Citi has also hired James Ibbotson from Deutsche Bank as a managing director, while Simon Lindsay, one of its top UK M&A bankers, is set to return from a three-year sabbatical at the takeover watchdog in September.
The UK has always been the most important market for investment banks in Europe, but a renewed push by international private equity groups to swoop on some of its biggest companies as Brexit and the pandemic have depressed valuations has led to a deal boom in 2021. So far in 2021, buyout firms have targeted 150 UK companies in deals worth $78.1bn — a record at this point in the year, according to Dealogic. The highest annual total is $102.6bn in 2006.
Private equity firm Claydon, Dubliner Rice has won out on US investment group Fortress in a bidding war for UK supermarket chain Morrisons, which agreed a £7bn takeover in August.
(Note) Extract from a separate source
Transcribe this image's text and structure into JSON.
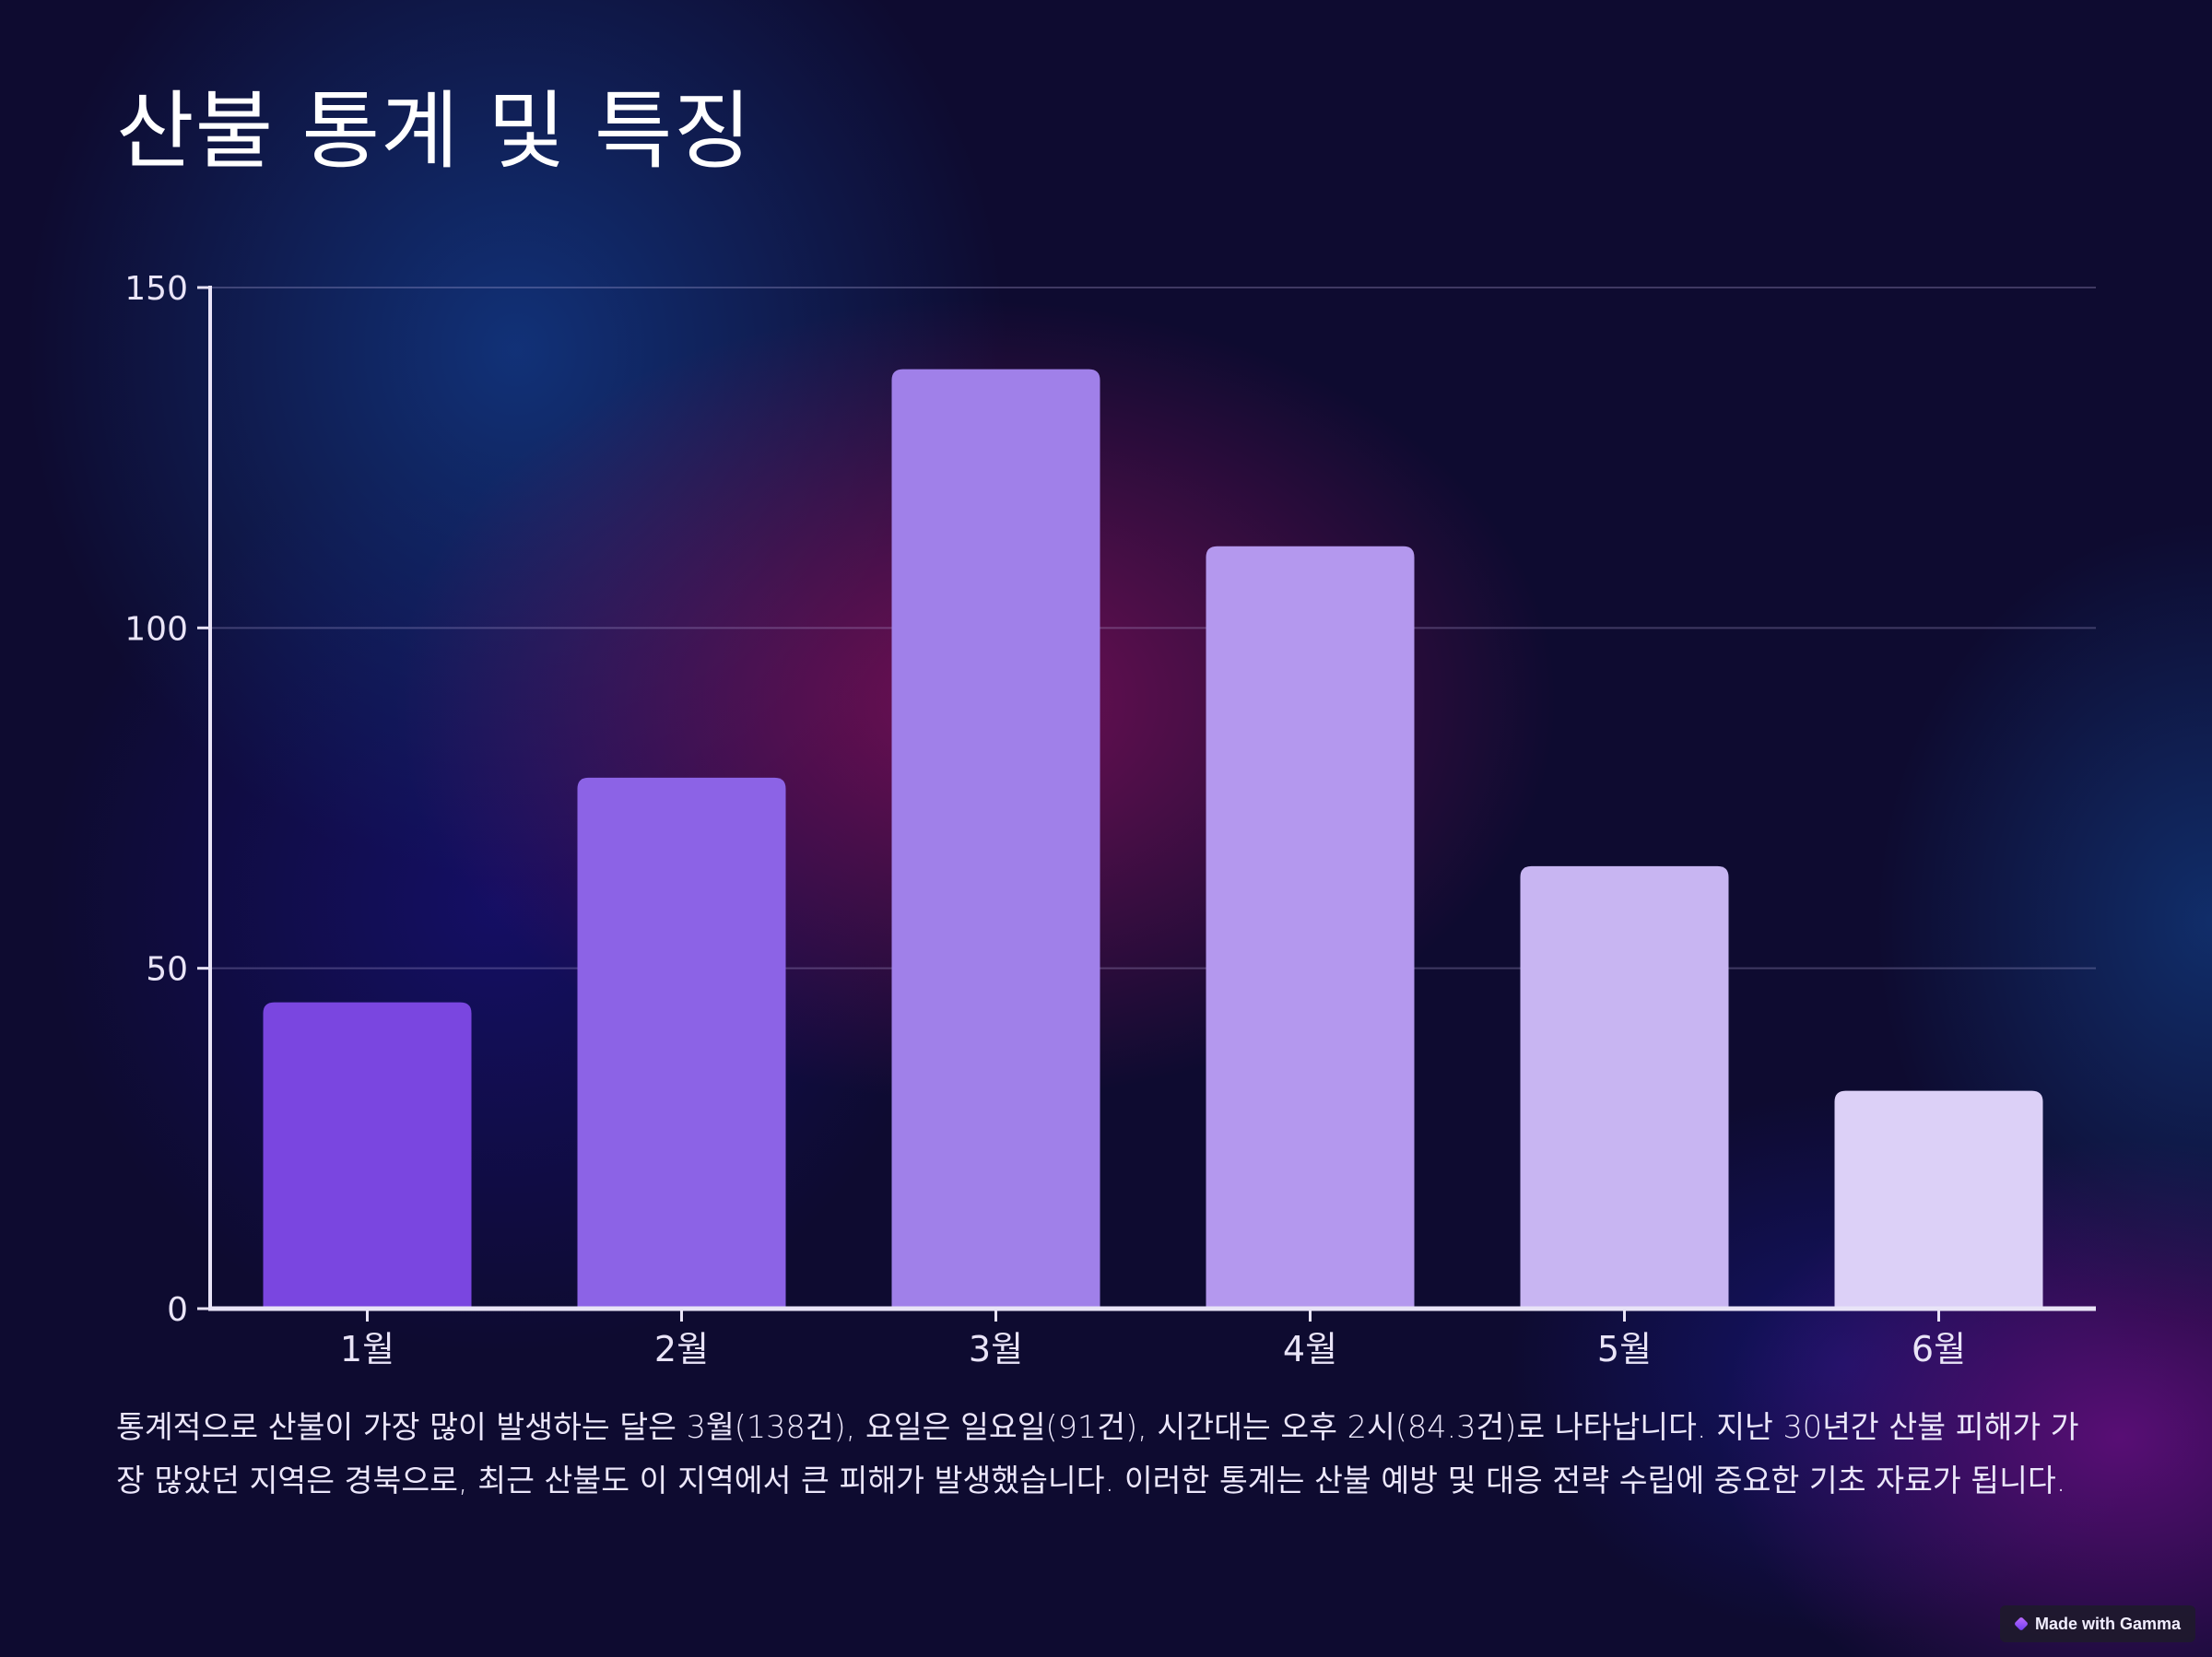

Shares in rival J Sainsbury shares also surged amid rumours that private equity firm Apollo was preparing a £7bn bid. Overall UK and Ireland targeted M&A has hit $267.7bn this year, according to Dealogic, which is already close to record annual totals.
“It’s been the busiest time that I’ve ever experienced in 27 years of doing this job,” said Skarbek “If we’d been in an in-office environment I’m not sure we could have maintained the same amount of deal-flow as people haven’t been travelling to meet each other.”
The boom has not come without challenges. Private equity firms expecting to capture UK firms at a discount are coming up against bidding wars that are pushing up valuations. Meanwhile, the UK government has intervened in a number of mega-deals on security concerns. Ultra Electronics’ £2.6bn proposed takeover by Advent International’s Cobham Group and the $40bn sale of UK chip company Arm to Nvidia are among the deals to come under scrutiny.
“There’s a feeding frenzy, but it’s very concentrated on the UK and US, not France, Germany, Italy or Spain,” said Skarbek, adding that that deal boom could fade.
“There is fatigue in its truest sense and also increasing deal completion challenges. I think the second half in the UK will be busy, but perhaps not at the exceptional levels of the first half.”